Я гнал от себя эту неприятную мысль, но она не уходила и омрачала мою радость. Все чаще вспыхивал гнев. Особенно сильно я начал ненавидеть приглаженных и либеральных интеллигентов, стремительно и явно поглупевших, по моему мнению, от недоброжелательства к своему, недавно еще умилявшему их, народу. Но это еще не значило, что я целиком принимал в то время революцию Октябрьскую. Многое я принимал, иное отвергал, особенно все, что казалось мне пренебрежением к прошлой культуре.

Принять целиком Октябрь мне мешало мое идеалистическое воспитание.

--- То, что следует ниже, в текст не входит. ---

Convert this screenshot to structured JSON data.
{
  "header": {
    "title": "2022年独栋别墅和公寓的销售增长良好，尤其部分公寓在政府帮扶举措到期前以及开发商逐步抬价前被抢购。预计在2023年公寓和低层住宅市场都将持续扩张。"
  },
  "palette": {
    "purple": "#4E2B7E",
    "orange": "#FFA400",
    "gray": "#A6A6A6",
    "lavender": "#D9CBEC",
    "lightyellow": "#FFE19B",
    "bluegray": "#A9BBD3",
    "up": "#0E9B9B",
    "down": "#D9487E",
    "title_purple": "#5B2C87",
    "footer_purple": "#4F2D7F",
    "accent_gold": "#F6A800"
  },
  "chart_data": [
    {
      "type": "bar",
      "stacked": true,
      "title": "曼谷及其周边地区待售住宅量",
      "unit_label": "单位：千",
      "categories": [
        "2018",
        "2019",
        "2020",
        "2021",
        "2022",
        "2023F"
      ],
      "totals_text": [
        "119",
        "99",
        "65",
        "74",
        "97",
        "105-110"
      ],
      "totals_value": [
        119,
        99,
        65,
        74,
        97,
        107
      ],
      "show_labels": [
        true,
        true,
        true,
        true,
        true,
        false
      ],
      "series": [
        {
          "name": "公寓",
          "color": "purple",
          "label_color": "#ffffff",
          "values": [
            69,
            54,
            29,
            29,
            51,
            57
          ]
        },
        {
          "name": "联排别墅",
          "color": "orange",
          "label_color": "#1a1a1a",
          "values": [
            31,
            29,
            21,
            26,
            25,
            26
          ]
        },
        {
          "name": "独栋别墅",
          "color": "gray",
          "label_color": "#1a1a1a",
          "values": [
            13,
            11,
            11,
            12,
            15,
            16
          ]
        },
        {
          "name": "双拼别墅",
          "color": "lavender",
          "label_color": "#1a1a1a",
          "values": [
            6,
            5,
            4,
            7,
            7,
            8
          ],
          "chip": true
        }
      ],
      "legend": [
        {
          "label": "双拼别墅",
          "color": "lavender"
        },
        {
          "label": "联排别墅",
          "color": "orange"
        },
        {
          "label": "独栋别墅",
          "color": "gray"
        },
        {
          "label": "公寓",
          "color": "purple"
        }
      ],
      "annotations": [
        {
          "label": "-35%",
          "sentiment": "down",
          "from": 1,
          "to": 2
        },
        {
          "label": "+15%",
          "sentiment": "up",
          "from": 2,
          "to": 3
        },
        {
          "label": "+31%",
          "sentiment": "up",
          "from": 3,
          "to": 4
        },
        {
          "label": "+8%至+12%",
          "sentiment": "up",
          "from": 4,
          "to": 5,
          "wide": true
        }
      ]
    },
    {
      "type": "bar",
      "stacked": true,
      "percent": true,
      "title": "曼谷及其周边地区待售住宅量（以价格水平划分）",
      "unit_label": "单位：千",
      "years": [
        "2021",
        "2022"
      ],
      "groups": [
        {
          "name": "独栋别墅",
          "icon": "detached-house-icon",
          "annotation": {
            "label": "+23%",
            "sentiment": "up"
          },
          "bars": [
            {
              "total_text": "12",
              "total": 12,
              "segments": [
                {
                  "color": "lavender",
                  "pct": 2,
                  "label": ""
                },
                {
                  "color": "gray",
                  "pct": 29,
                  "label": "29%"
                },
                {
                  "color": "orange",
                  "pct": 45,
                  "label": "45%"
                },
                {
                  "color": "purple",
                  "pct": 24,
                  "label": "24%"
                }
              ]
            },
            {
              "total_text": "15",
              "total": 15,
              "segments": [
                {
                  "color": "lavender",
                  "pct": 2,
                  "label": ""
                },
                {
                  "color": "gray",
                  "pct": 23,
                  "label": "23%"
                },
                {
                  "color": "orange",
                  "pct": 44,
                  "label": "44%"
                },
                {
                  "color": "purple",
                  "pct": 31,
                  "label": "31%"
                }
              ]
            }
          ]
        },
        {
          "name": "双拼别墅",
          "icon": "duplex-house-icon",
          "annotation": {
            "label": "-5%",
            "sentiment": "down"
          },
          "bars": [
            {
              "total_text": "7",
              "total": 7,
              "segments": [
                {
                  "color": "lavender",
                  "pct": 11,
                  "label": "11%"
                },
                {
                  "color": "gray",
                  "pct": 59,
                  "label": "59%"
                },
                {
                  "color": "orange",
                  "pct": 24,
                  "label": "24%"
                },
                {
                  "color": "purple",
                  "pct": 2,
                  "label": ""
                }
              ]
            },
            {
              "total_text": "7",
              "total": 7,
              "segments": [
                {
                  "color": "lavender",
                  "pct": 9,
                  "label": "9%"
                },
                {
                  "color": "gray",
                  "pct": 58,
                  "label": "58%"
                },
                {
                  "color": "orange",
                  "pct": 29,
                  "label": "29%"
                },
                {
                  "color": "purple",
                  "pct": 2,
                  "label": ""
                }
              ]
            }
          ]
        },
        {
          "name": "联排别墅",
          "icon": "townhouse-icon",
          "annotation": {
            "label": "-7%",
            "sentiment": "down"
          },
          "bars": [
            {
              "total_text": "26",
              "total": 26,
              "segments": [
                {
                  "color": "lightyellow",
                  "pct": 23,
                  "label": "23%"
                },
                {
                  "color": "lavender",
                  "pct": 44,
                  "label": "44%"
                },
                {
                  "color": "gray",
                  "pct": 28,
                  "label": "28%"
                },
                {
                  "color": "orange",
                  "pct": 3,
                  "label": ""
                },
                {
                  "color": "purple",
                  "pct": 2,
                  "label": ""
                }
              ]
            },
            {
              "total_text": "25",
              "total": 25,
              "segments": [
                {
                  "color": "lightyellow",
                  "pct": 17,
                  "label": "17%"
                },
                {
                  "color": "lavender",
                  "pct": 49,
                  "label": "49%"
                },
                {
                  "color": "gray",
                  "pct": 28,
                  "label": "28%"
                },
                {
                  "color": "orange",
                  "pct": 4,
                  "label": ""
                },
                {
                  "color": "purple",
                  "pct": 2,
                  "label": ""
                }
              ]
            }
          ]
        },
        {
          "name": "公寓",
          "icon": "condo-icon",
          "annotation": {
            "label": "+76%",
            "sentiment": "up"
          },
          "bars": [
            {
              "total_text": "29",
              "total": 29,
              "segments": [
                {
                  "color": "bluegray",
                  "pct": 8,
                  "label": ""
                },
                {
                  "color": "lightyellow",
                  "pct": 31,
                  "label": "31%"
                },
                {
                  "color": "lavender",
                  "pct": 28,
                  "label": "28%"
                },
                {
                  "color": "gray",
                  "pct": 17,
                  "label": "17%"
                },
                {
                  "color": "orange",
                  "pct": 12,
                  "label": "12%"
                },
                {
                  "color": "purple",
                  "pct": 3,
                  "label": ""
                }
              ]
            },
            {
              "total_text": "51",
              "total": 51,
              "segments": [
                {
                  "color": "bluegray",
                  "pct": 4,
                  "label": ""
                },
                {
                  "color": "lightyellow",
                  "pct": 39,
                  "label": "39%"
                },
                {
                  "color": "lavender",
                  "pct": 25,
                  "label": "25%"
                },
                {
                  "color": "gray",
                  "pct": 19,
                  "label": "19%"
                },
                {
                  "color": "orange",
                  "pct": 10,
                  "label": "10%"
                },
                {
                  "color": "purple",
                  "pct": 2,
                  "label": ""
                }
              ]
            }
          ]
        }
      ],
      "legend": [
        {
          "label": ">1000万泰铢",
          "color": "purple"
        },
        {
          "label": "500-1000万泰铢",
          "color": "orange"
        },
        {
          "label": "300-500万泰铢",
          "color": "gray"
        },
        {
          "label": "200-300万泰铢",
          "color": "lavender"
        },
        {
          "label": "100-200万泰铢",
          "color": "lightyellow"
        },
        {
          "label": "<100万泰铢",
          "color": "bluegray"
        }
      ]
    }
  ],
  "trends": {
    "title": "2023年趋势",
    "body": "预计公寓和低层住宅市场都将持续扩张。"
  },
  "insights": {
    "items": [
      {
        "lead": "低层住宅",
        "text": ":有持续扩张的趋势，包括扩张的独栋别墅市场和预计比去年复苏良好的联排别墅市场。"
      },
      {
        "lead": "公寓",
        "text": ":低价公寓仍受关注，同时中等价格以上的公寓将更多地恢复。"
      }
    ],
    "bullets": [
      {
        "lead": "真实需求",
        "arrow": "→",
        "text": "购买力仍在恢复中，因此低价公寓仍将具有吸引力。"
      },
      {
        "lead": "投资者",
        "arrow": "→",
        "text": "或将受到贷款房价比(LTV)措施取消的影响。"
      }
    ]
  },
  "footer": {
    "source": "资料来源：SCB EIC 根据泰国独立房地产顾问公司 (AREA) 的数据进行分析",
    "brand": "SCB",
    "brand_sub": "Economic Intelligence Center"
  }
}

Поэтому первые два-три года Октябрьской революции я прожил не как ее участник, а как глубоко заинтересованный свидетель.

Только в 1920 году я понял, что нет другого пути, чем тот, который избран моим народом. Тогда сразу же отлегло от сердца. Началось время веры и больших надежд Дальнейшая жизнь пошла уже не случайно, а более осмысленно и более или менее твердо по пути служения народу в той области, которая представлялась мне наиболее действенной и соответствующей моим силам,- в литературе.

Неизвестно, какой путь лучше - от сомнения к признанию или путь, лишенный всяческих сомнений.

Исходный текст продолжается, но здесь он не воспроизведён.